Nos financiamentos imobiliários, o banco contrata um avaliador independente para estimar o valor do imóvel — geralmente acima do preço de venda, para ter margem de garantia. Municípios usam essa avaliação bancária como base do ITBI. O resultado: o comprador paga ITBI sobre um valor que nunca pagou pelo imóvel. Esse excesso é restituível.

A prática dos municípios e a decisão do STJ

Durante décadas, municípios adotaram a seguinte regra: o ITBI é calculado sobre o maior entre o valor declarado na escritura e o valor de avaliação — seja o valor venal do IPTU ou, nos financiamentos, o valor de avaliação do banco.

O STJ, no Tema Repetitivo 1.113 (REsp 1.937.821, julgado em fevereiro de 2022), fixou que essa prática é ilegal. A base de cálculo do ITBI é o valor declarado pelo contribuinte na escritura — o preço real da transação. O município não pode usar automaticamente o valor de avaliação como "mínimo".

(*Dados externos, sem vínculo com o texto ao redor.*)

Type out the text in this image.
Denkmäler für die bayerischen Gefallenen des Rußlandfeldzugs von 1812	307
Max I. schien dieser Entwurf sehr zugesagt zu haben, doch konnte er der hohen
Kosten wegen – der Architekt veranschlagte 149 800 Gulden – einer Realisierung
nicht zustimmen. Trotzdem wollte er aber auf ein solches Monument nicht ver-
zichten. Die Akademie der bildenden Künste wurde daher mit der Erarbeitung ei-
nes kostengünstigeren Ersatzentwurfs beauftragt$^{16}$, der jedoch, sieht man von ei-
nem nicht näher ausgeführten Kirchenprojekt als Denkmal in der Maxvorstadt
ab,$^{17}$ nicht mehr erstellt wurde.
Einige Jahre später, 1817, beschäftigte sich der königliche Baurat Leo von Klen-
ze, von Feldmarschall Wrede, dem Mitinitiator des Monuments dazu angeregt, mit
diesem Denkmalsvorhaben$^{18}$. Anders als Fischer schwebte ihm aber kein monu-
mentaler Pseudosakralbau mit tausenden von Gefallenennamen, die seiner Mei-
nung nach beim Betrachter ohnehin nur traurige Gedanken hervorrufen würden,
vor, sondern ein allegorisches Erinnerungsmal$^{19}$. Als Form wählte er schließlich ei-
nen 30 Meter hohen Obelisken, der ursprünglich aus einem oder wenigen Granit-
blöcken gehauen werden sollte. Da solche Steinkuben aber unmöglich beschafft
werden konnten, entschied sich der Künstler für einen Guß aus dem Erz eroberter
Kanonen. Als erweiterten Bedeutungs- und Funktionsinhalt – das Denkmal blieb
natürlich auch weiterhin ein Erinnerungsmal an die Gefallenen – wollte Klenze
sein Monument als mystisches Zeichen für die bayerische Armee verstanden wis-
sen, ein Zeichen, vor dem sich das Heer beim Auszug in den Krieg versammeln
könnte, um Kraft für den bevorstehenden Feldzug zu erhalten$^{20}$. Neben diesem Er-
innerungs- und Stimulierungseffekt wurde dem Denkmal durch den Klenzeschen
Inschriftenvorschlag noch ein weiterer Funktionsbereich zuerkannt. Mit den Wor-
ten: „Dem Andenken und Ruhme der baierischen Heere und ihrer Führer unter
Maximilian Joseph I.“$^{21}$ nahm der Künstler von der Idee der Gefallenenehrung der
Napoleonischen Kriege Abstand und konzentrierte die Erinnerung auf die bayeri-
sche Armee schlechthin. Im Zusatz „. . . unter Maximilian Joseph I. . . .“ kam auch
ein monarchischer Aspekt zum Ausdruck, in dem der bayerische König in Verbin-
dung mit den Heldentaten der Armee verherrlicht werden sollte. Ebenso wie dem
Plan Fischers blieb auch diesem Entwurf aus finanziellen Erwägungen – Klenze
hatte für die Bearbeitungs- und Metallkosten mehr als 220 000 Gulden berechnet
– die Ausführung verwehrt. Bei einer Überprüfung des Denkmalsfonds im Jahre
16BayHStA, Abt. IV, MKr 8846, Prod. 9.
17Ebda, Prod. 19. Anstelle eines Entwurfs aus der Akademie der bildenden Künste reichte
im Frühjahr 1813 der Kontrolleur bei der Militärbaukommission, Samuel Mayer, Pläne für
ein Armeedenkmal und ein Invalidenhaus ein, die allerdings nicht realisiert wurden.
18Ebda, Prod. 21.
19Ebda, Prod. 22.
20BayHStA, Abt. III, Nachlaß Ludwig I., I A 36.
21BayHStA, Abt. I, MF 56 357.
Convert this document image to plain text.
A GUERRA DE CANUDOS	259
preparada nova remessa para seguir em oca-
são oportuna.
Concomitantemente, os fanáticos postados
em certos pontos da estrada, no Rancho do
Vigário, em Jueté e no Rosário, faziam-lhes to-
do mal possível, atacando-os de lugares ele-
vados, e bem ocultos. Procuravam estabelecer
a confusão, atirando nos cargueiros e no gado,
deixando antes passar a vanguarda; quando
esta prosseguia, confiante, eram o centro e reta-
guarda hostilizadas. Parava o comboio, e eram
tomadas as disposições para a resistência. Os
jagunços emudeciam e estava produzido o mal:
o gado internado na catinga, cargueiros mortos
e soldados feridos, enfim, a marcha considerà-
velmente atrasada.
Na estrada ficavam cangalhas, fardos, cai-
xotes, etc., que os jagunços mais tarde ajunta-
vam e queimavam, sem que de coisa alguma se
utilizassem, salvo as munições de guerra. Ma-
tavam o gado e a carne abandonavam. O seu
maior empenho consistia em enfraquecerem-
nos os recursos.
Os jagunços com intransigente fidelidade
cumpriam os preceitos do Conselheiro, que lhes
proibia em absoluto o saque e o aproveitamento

Só há como questionar o valor declarado se o município instaurar, especificamente para aquele contribuinte, um processo administrativo de arbitramento — com contraditório, provas e ampla defesa. A adoção genérica do valor venal ou da avaliação bancária como base mínima é inconstitucional.

Imóvel comprado por R$ 400 mil, avaliado pelo banco em R$ 460 mil para fins de financiamento. Município com alíquota de ITBI de 3%: o imposto correto seria R$ 12 mil; o cobrado pelo município sobre a avaliação bancária foi R$ 13.800. Diferença de R$ 1.800 — mais correção desde o pagamento.

Por que o banco avalia acima do preço de venda

No financiamento imobiliário, o banco usa o imóvel como garantia (hipoteca ou alienação fiduciária). Para se proteger de uma eventual necessidade de executar a garantia — em que o imóvel seria leiloado, frequentemente abaixo do valor de mercado — o banco exige que o valor da garantia supere o valor financiado.

Isso leva os avaliadores a estimarem o imóvel de forma conservadora, às vezes acima do preço negociado entre comprador e vendedor. A diferença não é fraude — é uma margem de segurança para o credor.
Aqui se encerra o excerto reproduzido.